Reputation: 95
I have a dataframe which looks like:
|--------------|------------|------------|
| User | Text | Effort |
|--------------|------------|------------|
| user122 | TextA | 2 Weeks |
|--------------|------------|------------|
| user124 | TextB | 2 Weeks |
|--------------|------------|------------|
| user125 | TextC | 3 Weeks |
|--------------|------------|------------|
| user126 | TextD | 2 Weeks |
|--------------|------------|------------|
| user126 | TextE | 2 Weeks |
|--------------|------------|------------|
My goal is to group the table by Effort and get the unique count of each user per group.

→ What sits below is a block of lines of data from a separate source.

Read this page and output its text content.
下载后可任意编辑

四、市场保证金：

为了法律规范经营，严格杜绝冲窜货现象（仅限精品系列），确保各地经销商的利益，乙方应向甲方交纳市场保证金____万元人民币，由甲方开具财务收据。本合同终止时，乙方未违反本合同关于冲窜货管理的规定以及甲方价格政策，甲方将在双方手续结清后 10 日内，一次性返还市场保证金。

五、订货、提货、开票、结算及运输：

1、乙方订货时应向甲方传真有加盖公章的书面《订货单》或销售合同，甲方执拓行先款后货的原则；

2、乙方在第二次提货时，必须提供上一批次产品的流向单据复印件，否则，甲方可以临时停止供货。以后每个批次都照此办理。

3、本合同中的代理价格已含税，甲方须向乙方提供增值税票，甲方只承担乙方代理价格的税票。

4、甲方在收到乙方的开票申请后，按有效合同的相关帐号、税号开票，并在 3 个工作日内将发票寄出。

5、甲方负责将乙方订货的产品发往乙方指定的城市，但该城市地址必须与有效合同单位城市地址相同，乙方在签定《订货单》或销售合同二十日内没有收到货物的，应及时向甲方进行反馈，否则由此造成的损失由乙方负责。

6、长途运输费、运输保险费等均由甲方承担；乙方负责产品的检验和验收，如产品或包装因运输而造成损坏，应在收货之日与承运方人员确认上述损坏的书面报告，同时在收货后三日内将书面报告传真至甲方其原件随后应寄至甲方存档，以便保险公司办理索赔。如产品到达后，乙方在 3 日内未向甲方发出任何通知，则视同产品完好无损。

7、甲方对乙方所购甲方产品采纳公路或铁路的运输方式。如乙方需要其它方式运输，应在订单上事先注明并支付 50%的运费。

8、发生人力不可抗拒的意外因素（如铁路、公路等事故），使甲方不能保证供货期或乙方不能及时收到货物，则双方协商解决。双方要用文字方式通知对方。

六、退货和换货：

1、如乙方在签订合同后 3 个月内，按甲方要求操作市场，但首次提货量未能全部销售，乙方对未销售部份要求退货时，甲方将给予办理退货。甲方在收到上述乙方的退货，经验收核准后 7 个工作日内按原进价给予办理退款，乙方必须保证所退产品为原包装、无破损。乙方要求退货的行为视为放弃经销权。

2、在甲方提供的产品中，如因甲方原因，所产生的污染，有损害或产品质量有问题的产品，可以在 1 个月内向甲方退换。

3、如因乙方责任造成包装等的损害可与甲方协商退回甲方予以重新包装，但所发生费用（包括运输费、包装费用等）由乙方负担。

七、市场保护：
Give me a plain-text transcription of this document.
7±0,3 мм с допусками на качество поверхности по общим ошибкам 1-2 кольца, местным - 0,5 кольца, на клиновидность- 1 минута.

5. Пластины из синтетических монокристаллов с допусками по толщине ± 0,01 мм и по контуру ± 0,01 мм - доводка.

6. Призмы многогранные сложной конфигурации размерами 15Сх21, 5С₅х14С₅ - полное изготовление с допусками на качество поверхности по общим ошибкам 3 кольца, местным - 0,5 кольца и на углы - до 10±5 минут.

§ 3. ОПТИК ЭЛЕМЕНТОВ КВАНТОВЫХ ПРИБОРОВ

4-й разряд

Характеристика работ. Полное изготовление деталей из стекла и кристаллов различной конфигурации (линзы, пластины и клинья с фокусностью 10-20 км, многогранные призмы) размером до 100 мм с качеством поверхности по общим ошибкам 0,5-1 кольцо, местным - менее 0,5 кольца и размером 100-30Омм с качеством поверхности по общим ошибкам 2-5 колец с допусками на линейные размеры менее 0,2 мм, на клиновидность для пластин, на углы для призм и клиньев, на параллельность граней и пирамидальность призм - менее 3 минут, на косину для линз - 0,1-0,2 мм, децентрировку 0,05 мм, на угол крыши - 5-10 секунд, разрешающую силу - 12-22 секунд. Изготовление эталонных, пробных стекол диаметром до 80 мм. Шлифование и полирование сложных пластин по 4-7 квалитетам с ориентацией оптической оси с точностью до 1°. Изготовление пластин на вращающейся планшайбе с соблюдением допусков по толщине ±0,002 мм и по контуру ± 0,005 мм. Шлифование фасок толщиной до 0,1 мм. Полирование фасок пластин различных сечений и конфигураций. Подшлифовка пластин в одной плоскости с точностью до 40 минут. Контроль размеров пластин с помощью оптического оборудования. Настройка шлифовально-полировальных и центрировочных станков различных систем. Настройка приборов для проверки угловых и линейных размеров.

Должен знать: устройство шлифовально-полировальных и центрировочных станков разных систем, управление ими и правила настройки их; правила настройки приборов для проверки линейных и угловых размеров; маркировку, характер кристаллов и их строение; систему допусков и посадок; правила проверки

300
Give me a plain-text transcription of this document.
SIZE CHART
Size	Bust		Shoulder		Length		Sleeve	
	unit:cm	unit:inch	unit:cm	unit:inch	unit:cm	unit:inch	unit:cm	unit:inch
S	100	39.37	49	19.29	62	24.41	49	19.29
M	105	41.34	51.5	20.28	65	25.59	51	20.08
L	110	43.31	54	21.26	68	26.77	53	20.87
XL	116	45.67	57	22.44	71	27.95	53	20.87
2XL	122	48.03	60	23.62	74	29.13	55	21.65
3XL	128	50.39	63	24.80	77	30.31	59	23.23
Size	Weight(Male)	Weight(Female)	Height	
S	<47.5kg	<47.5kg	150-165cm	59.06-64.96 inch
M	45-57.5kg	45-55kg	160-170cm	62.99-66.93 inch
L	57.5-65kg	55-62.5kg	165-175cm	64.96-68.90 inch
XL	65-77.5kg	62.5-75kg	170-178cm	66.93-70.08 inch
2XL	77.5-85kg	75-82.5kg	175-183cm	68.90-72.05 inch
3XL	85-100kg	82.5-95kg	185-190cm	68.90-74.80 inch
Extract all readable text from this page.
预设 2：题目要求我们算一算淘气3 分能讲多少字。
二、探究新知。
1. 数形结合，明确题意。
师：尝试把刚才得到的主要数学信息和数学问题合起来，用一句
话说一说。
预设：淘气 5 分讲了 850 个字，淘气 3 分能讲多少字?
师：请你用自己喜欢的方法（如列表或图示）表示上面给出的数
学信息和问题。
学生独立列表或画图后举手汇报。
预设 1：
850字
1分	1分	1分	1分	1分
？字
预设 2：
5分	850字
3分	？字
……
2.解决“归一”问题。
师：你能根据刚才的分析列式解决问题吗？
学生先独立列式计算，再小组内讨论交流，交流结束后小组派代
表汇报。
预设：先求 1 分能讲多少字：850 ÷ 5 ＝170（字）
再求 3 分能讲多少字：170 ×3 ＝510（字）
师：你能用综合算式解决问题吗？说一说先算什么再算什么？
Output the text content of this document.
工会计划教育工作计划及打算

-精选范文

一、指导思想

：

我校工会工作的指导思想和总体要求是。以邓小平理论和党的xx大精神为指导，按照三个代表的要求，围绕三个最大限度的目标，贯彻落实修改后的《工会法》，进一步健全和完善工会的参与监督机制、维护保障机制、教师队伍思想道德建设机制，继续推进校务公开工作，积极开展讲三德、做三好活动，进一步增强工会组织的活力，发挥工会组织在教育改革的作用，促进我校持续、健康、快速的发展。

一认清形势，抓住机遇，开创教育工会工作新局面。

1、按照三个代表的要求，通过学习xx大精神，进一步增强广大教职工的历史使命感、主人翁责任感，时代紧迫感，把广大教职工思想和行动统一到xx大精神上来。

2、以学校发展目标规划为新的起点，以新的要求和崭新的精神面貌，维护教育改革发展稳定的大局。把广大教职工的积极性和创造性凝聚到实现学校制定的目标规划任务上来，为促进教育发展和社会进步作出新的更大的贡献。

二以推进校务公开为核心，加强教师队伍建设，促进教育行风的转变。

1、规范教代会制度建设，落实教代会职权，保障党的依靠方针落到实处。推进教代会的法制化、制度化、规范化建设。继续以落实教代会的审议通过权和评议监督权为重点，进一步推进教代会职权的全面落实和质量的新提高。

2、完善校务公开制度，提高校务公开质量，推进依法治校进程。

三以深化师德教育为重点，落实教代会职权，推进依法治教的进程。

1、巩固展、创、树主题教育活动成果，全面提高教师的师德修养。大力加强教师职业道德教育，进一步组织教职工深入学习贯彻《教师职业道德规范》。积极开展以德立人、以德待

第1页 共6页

I am able to do that by:
df.groupby(['Effort']).agg({"User": pd.Series.nunique})
And this results into this table:
|--------------|------------|
| Effort | User |
|--------------|------------|
| 2 weeks | 3 |
|--------------|------------|
| 3 weeks | 1 |
|--------------|------------|
However, by doing so I am loosing my text column information. Another solution I tried is to keep the first occurrence of that column, but I am still unhappy because I loose something on the way.
Question Is there any way in which I can keep my initial dataframe without loosing any row and column but at the same time still group by Effort?
Upvotes: 0
Views: 1287
Reputation: 42886
The best option you have is using transform
if you ask me. This way you keep the shape of your original data, but still get the results of a groupby.
df['Nunique'] = df.groupby('Effort')['User'].transform('nunique')
User Text Effort Nunique
0 user122 TextA 2 Weeks 3
1 user124 TextB 2 Weeks 3
2 user125 TextC 3 Weeks 1
3 user126 TextD 2 Weeks 3
4 user126 TextE 2 Weeks 3
Upvotes: 4